Saturday, May 14, 2022

O'ahu: USS Bowfin submarine

When we saw the USS Arizona memorial, we were on tour time, with Patrick the short bus driver (see previous post), and didn't have time to tour the USS Bowfin, a submarine launched exactly one year after the Pearl Harbor attacks. She was nicknamed the Pearl Harbor Avenger, and saw duty in the South Pacific. Up to 85 men were crammed aboard this 311 ft. tube for up to two months at a time. We took the far less cramped, air conditioned tour.

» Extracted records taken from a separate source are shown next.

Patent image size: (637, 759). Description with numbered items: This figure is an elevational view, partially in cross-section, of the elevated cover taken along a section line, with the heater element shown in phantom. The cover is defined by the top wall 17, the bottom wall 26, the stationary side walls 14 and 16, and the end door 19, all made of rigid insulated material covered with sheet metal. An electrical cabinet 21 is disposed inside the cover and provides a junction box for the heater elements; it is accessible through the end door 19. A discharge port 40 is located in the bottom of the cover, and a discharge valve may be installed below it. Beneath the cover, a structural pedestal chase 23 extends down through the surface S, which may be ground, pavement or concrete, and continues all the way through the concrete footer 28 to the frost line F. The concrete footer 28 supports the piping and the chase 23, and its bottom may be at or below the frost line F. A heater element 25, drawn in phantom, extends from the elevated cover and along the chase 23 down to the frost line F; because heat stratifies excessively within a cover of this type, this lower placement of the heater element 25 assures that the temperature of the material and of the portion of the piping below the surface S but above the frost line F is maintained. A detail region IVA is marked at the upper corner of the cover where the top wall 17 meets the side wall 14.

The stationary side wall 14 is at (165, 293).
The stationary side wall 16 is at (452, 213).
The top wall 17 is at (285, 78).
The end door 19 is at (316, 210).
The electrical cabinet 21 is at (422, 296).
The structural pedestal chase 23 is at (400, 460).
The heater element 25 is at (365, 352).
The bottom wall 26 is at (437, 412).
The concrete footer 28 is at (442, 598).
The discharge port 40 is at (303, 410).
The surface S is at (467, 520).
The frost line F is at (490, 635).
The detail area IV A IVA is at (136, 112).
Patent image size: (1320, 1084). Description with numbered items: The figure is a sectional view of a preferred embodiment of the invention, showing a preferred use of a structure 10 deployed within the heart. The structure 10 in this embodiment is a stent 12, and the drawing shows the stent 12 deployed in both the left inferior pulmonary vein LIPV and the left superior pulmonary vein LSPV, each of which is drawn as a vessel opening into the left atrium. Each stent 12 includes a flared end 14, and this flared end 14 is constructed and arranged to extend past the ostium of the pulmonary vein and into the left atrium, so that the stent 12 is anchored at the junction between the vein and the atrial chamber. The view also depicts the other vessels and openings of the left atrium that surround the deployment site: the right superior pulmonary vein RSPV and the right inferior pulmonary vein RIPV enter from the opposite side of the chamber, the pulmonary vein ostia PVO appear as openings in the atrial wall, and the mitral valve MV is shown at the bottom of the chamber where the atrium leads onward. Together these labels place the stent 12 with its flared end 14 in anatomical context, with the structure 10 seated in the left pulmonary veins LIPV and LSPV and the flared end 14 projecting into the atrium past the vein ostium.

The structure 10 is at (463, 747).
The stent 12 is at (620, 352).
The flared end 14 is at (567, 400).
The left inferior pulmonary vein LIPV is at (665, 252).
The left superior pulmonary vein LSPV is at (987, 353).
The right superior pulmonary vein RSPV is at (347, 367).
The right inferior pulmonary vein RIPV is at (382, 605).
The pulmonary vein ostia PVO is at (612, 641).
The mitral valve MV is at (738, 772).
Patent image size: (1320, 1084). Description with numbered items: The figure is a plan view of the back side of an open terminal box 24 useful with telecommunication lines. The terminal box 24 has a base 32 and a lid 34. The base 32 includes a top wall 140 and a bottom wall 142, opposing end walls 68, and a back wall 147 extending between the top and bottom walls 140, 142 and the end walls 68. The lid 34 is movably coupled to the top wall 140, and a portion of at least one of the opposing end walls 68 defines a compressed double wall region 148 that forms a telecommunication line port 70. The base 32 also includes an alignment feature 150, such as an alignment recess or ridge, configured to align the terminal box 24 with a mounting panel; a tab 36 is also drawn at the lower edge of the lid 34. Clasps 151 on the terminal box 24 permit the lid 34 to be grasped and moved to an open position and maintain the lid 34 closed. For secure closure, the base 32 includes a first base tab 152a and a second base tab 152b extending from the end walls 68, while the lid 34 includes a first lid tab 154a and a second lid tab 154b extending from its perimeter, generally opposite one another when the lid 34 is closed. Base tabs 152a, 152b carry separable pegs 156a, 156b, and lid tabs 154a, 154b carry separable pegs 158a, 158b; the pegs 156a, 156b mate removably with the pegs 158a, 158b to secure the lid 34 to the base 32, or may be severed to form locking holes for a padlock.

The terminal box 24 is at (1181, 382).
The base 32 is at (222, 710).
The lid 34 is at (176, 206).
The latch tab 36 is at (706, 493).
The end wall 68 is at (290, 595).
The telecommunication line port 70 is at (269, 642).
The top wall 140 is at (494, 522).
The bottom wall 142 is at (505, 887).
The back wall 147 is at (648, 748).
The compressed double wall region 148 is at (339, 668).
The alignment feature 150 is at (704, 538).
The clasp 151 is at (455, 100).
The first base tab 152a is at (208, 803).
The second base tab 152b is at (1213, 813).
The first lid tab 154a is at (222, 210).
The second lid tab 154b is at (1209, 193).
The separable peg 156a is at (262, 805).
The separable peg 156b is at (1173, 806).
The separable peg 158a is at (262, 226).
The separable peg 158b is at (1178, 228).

The submarine is not wheelchair friendly. You are required to crawl through the manholes (?) as you work you way through. Steven and I demonstrate the technique here.
If you weren't an officer (about 70 men weren't), then you got a "hot bunk" in the middle of the submarine. It was hot because it was next to the batteries (the size of hot water heaters) and because your bunkmate had just exited. The crew ran in three shifts, so a single bunk would be used by three men. And they were unwashed, stinky men, because water was at a premium. Showering was "nonessential." I tried to play pretend get in the middle bunk and honestly, don't think it's possible.
Crew also slept in the torpodeo rooms, forward and aft. The Bowfin sunk 39 Japanese ships during WWII.
The saddest exhibit for me was the manned Kaiten submarine, which was used by Japan at the end of WWII as a torpedo. Steven stands next to one. It was a one way mission. Once the soldier entered the submarine, he could not exit as the porthole could not be opened from the inside. It was a suicide mission.
Directly behind the Kaiten was a happier exhibit of a submersible that rescued 33 men trapped in the damaged USS Squalus submarine in 1939. The men were raised in shifts in this submersible, and all 33 men lived to tell the tale.